人事や労務のあれこれについて、Q&A形式にておこたえします。

Q.パワハラについて法改正があったと聞きました。いつから、どのようなことに取り組まなければならないのでしょうか?

A.昨今のパワハラ増加を受けて、
事業主にパワハラに関する雇用管理上の措置を義務化する法律
「労働施策総合推進法」が成立し、2019年6月5日に公布されました。

法律が成立した当初は施行日がはっきりしていなかったのですが、
先日の政令案により、2020年6月1日施行となる見込みです。
また、中小企業については、2022年3月31日までは努力義務となる見込みです。

なお、事業主に対しては、次のような内容が求められることになる見込みです。

(1)事業主の方針等の明確化及びその周知・啓発
・職場におけるパワーハラスメントの内容及び職場における
パワーハラスメントを行ってはならない旨の方針を明確化し、
労働者に周知・啓発する
・職場におけるパワーハラスメントに係る言動を行った者については、
厳正に対処する旨の方針及び対処の内容を就業規則等文書に規定し、
労働者に周知・啓発する

(2)相談(苦情を含む)に応じ、適切に対応するために必要な体制の整備
・相談窓口を周知すること
・相談窓口の担当者が、相談に対し、その内容や状況に応じ
適切に対応できるようにすること

(3)職場におけるパワーハラスメントに係る事後の迅速かつ適切な対応
・事案に係る事実関係を迅速かつ正確に確認する(事実確認があれば)
・速やかに被害者に対する配慮のための措置を適正に行う。
行為者に対する適切な処置を行う。

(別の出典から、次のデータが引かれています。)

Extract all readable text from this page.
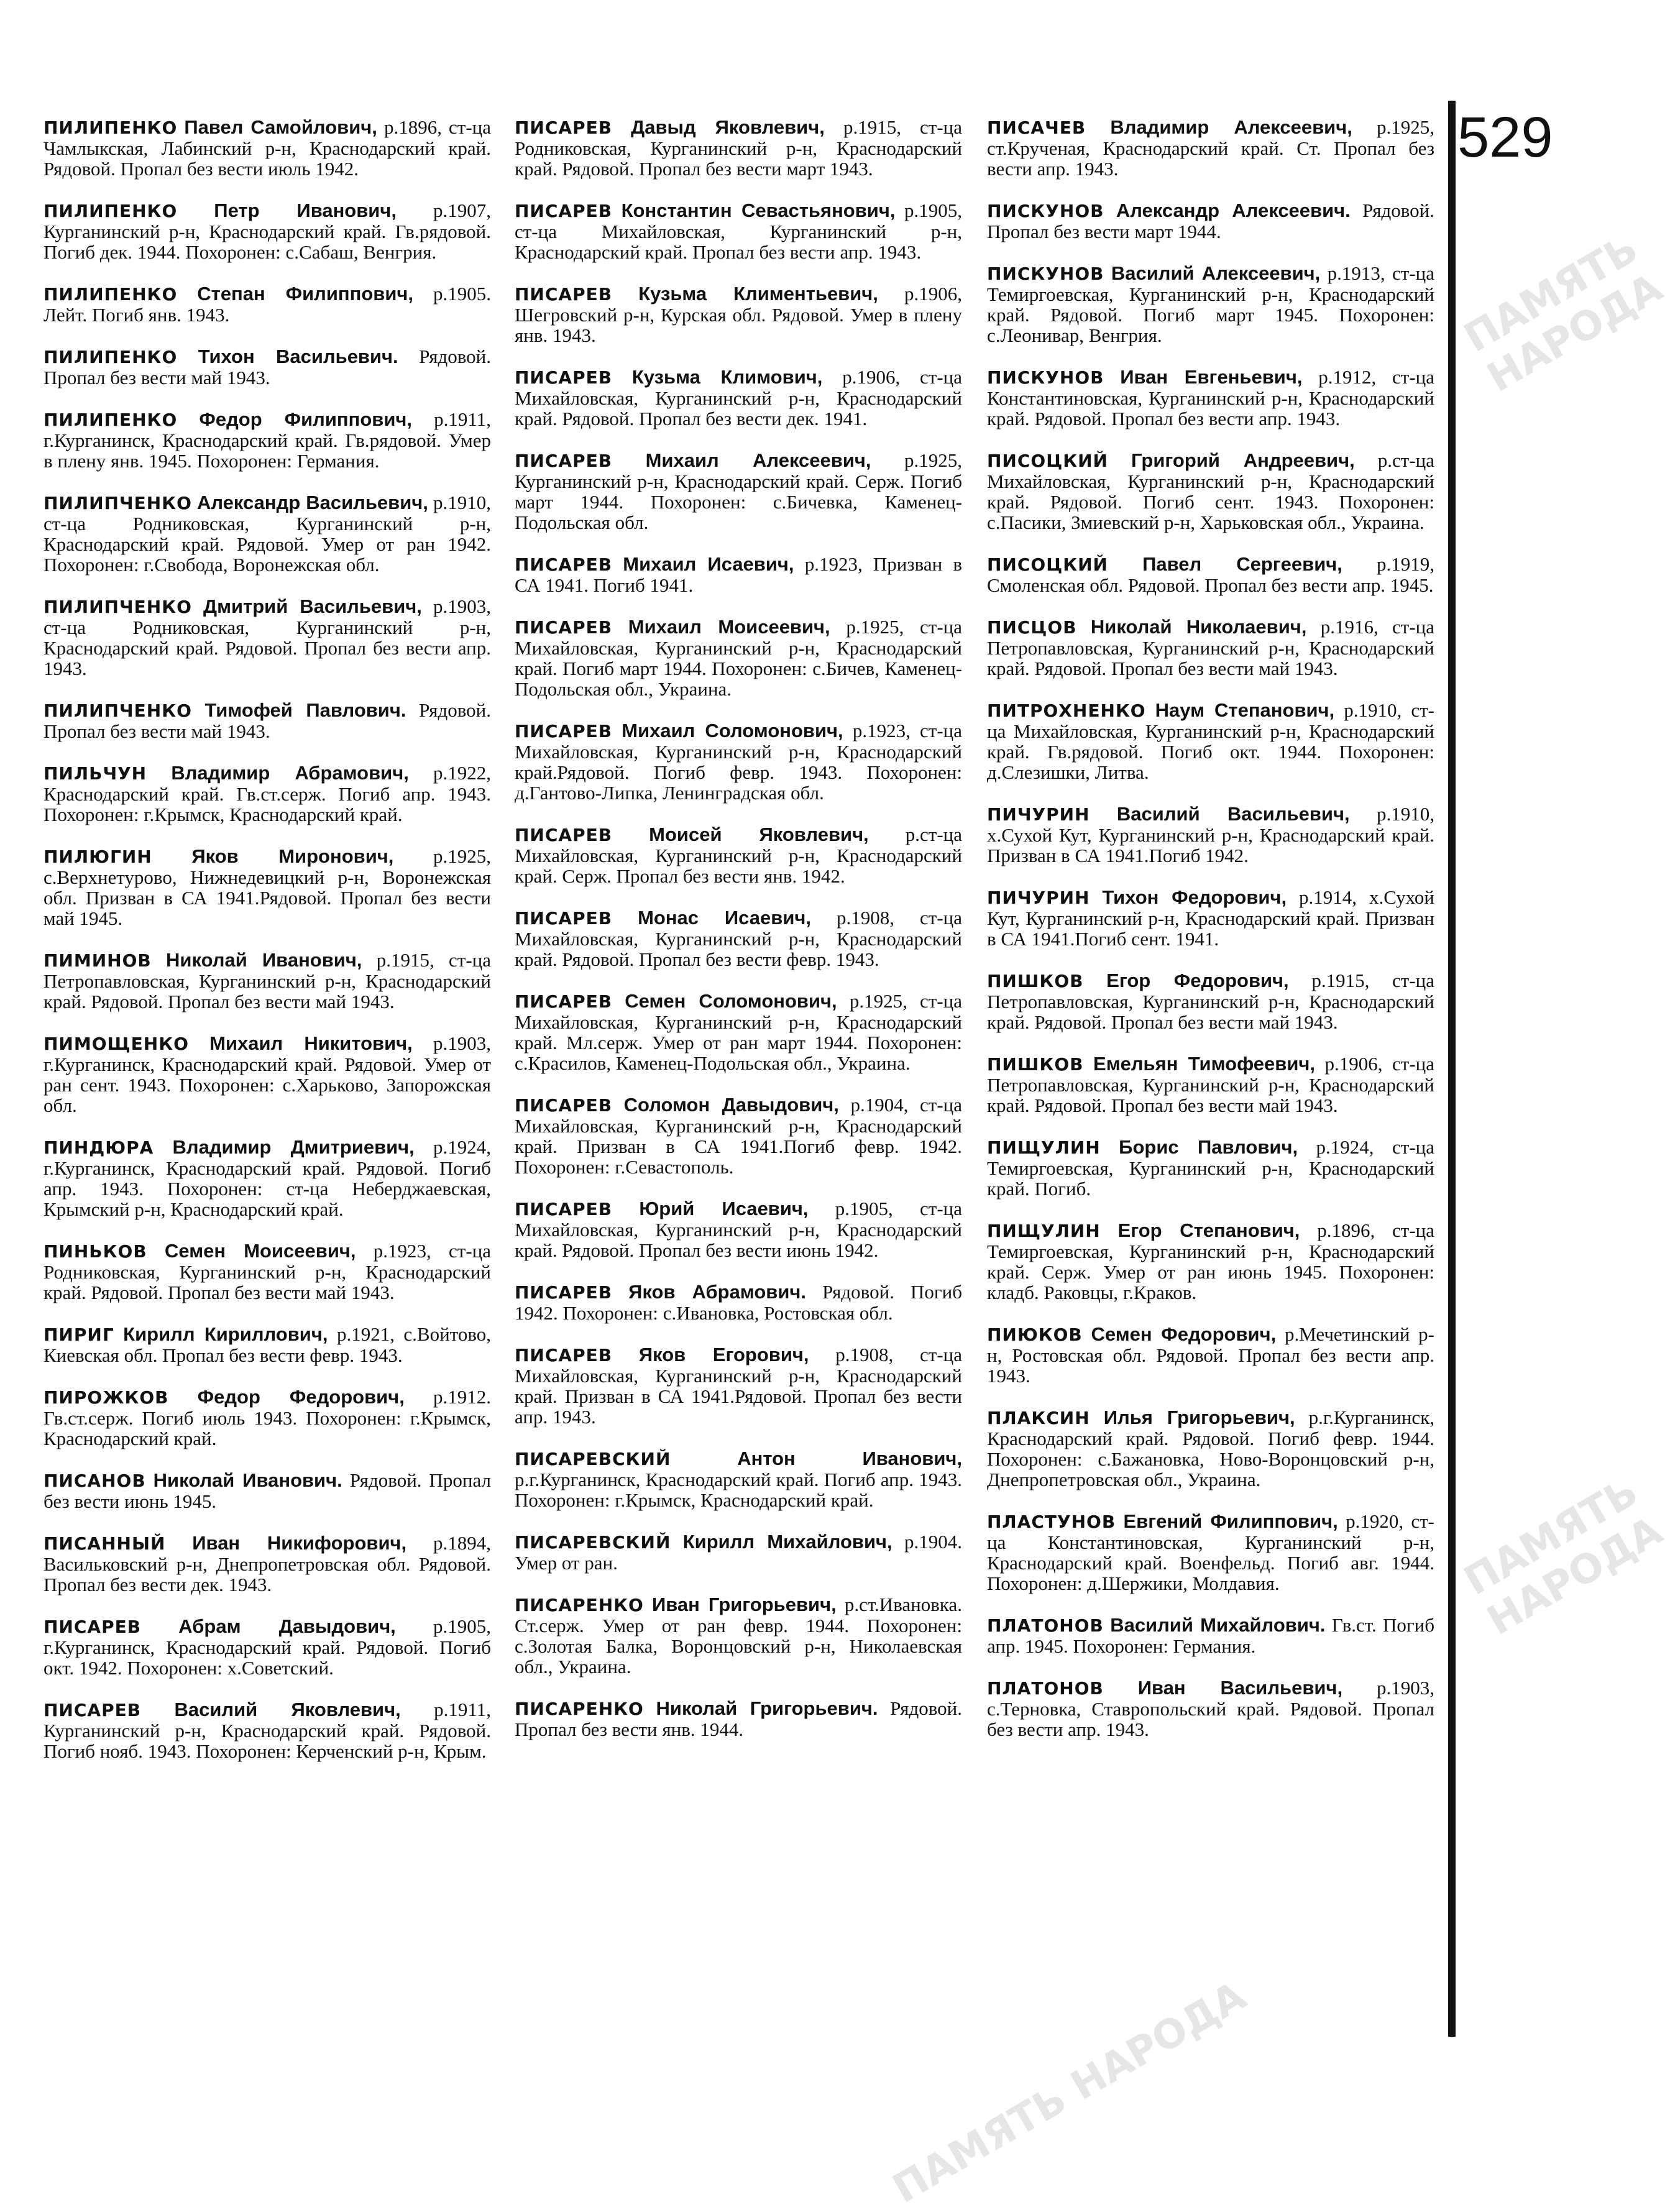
ПАМЯТЬ НАРОДА
ПАМЯТЬ НАРОДА
ПАМЯТЬ НАРОДА
ПИЛИПЕНКО Павел Самойлович, р.1896, ст-ца Чамлыкская, Лабинский р-н, Краснодарский край. Рядовой. Пропал без вести июль 1942.
ПИЛИПЕНКО Петр Иванович, р.1907, Курганинский р-н, Краснодарский край. Гв.рядовой. Погиб дек. 1944. Похоронен: с.Сабаш, Венгрия.
ПИЛИПЕНКО Степан Филиппович, р.1905. Лейт. Погиб янв. 1943.
ПИЛИПЕНКО Тихон Васильевич. Рядовой. Пропал без вести май 1943.
ПИЛИПЕНКО Федор Филиппович, р.1911, г.Курганинск, Краснодарский край. Гв.рядовой. Умер в плену янв. 1945. Похоронен: Германия.
ПИЛИПЧЕНКО Александр Васильевич, р.1910, ст-ца Родниковская, Курганинский р-н, Краснодарский край. Рядовой. Умер от ран 1942. Похоронен: г.Свобода, Воронежская обл.
ПИЛИПЧЕНКО Дмитрий Васильевич, р.1903, ст-ца Родниковская, Курганинский р-н, Краснодарский край. Рядовой. Пропал без вести апр. 1943.
ПИЛИПЧЕНКО Тимофей Павлович. Рядовой. Пропал без вести май 1943.
ПИЛЬЧУН Владимир Абрамович, р.1922, Краснодарский край. Гв.ст.серж. Погиб апр. 1943. Похоронен: г.Крымск, Краснодарский край.
ПИЛЮГИН Яков Миронович, р.1925, с.Верхнетурово, Нижнедевицкий р-н, Воронежская обл. Призван в СА 1941.Рядовой. Пропал без вести май 1945.
ПИМИНОВ Николай Иванович, р.1915, ст-ца Петропавловская, Курганинский р-н, Краснодарский край. Рядовой. Пропал без вести май 1943.
ПИМОЩЕНКО Михаил Никитович, р.1903, г.Курганинск, Краснодарский край. Рядовой. Умер от ран сент. 1943. Похоронен: с.Харьково, Запорожская обл.
ПИНДЮРА Владимир Дмитриевич, р.1924, г.Курганинск, Краснодарский край. Рядовой. Погиб апр. 1943. Похоронен: ст-ца Неберджаевская, Крымский р-н, Краснодарский край.
ПИНЬКОВ Семен Моисеевич, р.1923, ст-ца Родниковская, Курганинский р-н, Краснодарский край. Рядовой. Пропал без вести май 1943.
ПИРИГ Кирилл Кириллович, р.1921, с.Войтово, Киевская обл. Пропал без вести февр. 1943.
ПИРОЖКОВ Федор Федорович, р.1912. Гв.ст.серж. Погиб июль 1943. Похоронен: г.Крымск, Краснодарский край.
ПИСАНОВ Николай Иванович. Рядовой. Пропал без вести июнь 1945.
ПИСАННЫЙ Иван Никифорович, р.1894, Васильковский р-н, Днепропетровская обл. Рядовой. Пропал без вести дек. 1943.
ПИСАРЕВ Абрам Давыдович, р.1905, г.Курганинск, Краснодарский край. Рядовой. Погиб окт. 1942. Похоронен: х.Советский.
ПИСАРЕВ Василий Яковлевич, р.1911, Курганинский р-н, Краснодарский край. Рядовой. Погиб нояб. 1943. Похоронен: Керченский р-н, Крым.
ПИСАРЕВ Давыд Яковлевич, р.1915, ст-ца Родниковская, Курганинский р-н, Краснодарский край. Рядовой. Пропал без вести март 1943.
ПИСАРЕВ Константин Севастьянович, р.1905, ст-ца Михайловская, Курганинский р-н, Краснодарский край. Пропал без вести апр. 1943.
ПИСАРЕВ Кузьма Климентьевич, р.1906, Шегровский р-н, Курская обл. Рядовой. Умер в плену янв. 1943.
ПИСАРЕВ Кузьма Климович, р.1906, ст-ца Михайловская, Курганинский р-н, Краснодарский край. Рядовой. Пропал без вести дек. 1941.
ПИСАРЕВ Михаил Алексеевич, р.1925, Курганинский р-н, Краснодарский край. Серж. Погиб март 1944. Похоронен: с.Бичевка, Каменец-Подольская обл.
ПИСАРЕВ Михаил Исаевич, р.1923, Призван в СА 1941. Погиб 1941.
ПИСАРЕВ Михаил Моисеевич, р.1925, ст-ца Михайловская, Курганинский р-н, Краснодарский край. Погиб март 1944. Похоронен: с.Бичев, Каменец-Подольская обл., Украина.
ПИСАРЕВ Михаил Соломонович, р.1923, ст-ца Михайловская, Курганинский р-н, Краснодарский край.Рядовой. Погиб февр. 1943. Похоронен: д.Гантово-Липка, Ленинградская обл.
ПИСАРЕВ Моисей Яковлевич, р.ст-ца Михайловская, Курганинский р-н, Краснодарский край. Серж. Пропал без вести янв. 1942.
ПИСАРЕВ Монас Исаевич, р.1908, ст-ца Михайловская, Курганинский р-н, Краснодарский край. Рядовой. Пропал без вести февр. 1943.
ПИСАРЕВ Семен Соломонович, р.1925, ст-ца Михайловская, Курганинский р-н, Краснодарский край. Мл.серж. Умер от ран март 1944. Похоронен: с.Красилов, Каменец-Подольская обл., Украина.
ПИСАРЕВ Соломон Давыдович, р.1904, ст-ца Михайловская, Курганинский р-н, Краснодарский край. Призван в СА 1941.Погиб февр. 1942. Похоронен: г.Севастополь.
ПИСАРЕВ Юрий Исаевич, р.1905, ст-ца Михайловская, Курганинский р-н, Краснодарский край. Рядовой. Пропал без вести июнь 1942.
ПИСАРЕВ Яков Абрамович. Рядовой. Погиб 1942. Похоронен: с.Ивановка, Ростовская обл.
ПИСАРЕВ Яков Егорович, р.1908, ст-ца Михайловская, Курганинский р-н, Краснодарский край. Призван в СА 1941.Рядовой. Пропал без вести апр. 1943.
ПИСАРЕВСКИЙ	Антон Иванович, р.г.Курганинск, Краснодарский край. Погиб апр. 1943. Похоронен: г.Крымск, Краснодарский край.
ПИСАРЕВСКИЙ Кирилл Михайлович, р.1904. Умер от ран.
ПИСАРЕНКО Иван Григорьевич, р.ст.Ивановка. Ст.серж. Умер от ран февр. 1944. Похоронен: с.Золотая Балка, Воронцовский р-н, Николаевская обл., Украина.
ПИСАРЕНКО Николай Григорьевич. Рядовой. Пропал без вести янв. 1944.
ПИСАЧЕВ Владимир Алексеевич, р.1925, ст.Крученая, Краснодарский край. Ст. Пропал без вести апр. 1943.
ПИСКУНОВ Александр Алексеевич. Рядовой. Пропал без вести март 1944.
ПИСКУНОВ Василий Алексеевич, р.1913, ст-ца Темиргоевская, Курганинский р-н, Краснодарский край. Рядовой. Погиб март 1945. Похоронен: с.Леонивар, Венгрия.
ПИСКУНОВ Иван Евгеньевич, р.1912, ст-ца Константиновская, Курганинский р-н, Краснодарский край. Рядовой. Пропал без вести апр. 1943.
ПИСОЦКИЙ Григорий Андреевич, р.ст-ца Михайловская, Курганинский р-н, Краснодарский край. Рядовой. Погиб сент. 1943. Похоронен: с.Пасики, Змиевский р-н, Харьковская обл., Украина.
ПИСОЦКИЙ Павел Сергеевич, р.1919, Смоленская обл. Рядовой. Пропал без вести апр. 1945.
ПИСЦОВ Николай Николаевич, р.1916, ст-ца Петропавловская, Курганинский р-н, Краснодарский край. Рядовой. Пропал без вести май 1943.
ПИТРОХНЕНКО Наум Степанович, р.1910, ст-ца Михайловская, Курганинский р-н, Краснодарский край. Гв.рядовой. Погиб окт. 1944. Похоронен: д.Слезишки, Литва.
ПИЧУРИН Василий Васильевич, р.1910, х.Сухой Кут, Курганинский р-н, Краснодарский край. Призван в СА 1941.Погиб 1942.
ПИЧУРИН Тихон Федорович, р.1914, х.Сухой Кут, Курганинский р-н, Краснодарский край. Призван в СА 1941.Погиб сент. 1941.
ПИШКОВ Егор Федорович, р.1915, ст-ца Петропавловская, Курганинский р-н, Краснодарский край. Рядовой. Пропал без вести май 1943.
ПИШКОВ Емельян Тимофеевич, р.1906, ст-ца Петропавловская, Курганинский р-н, Краснодарский край. Рядовой. Пропал без вести май 1943.
ПИЩУЛИН Борис Павлович, р.1924, ст-ца Темиргоевская, Курганинский р-н, Краснодарский край. Погиб.
ПИЩУЛИН Егор Степанович, р.1896, ст-ца Темиргоевская, Курганинский р-н, Краснодарский край. Серж. Умер от ран июнь 1945. Похоронен: кладб. Раковцы, г.Краков.
ПИЮКОВ Семен Федорович, р.Мечетинский р-н, Ростовская обл. Рядовой. Пропал без вести апр. 1943.
ПЛАКСИН Илья Григорьевич, р.г.Курганинск, Краснодарский край. Рядовой. Погиб февр. 1944. Похоронен: с.Бажановка, Ново-Воронцовский р-н, Днепропетровская обл., Украина.
ПЛАСТУНОВ Евгений Филиппович, р.1920, ст-ца Константиновская, Курганинский р-н, Краснодарский край. Военфельд. Погиб авг. 1944. Похоронен: д.Шержики, Молдавия.
ПЛАТОНОВ Василий Михайлович. Гв.ст. Погиб апр. 1945. Похоронен: Германия.
ПЛАТОНОВ Иван Васильевич, р.1903, с.Терновка, Ставропольский край. Рядовой. Пропал без вести апр. 1943.
529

再発防止措置を行う。

これらの措置は、セクハラと同様ですが、パワハラは、
「優越的な関係を背景とした言動であって、業務上必要かつ
相当な範囲を超えたものにより、労働者の就業環境が害されるもの」
といったような定義であり、
業務上の指示等と混同しやすい性格もあるため、
セクハラより判断が難しい案件も多いかと思います。

会社としては、相談窓口担当者を中心として、パワハラに関する知識を持ち、
従業員からの相談が受けられるよう、教育していく必要がありそうです。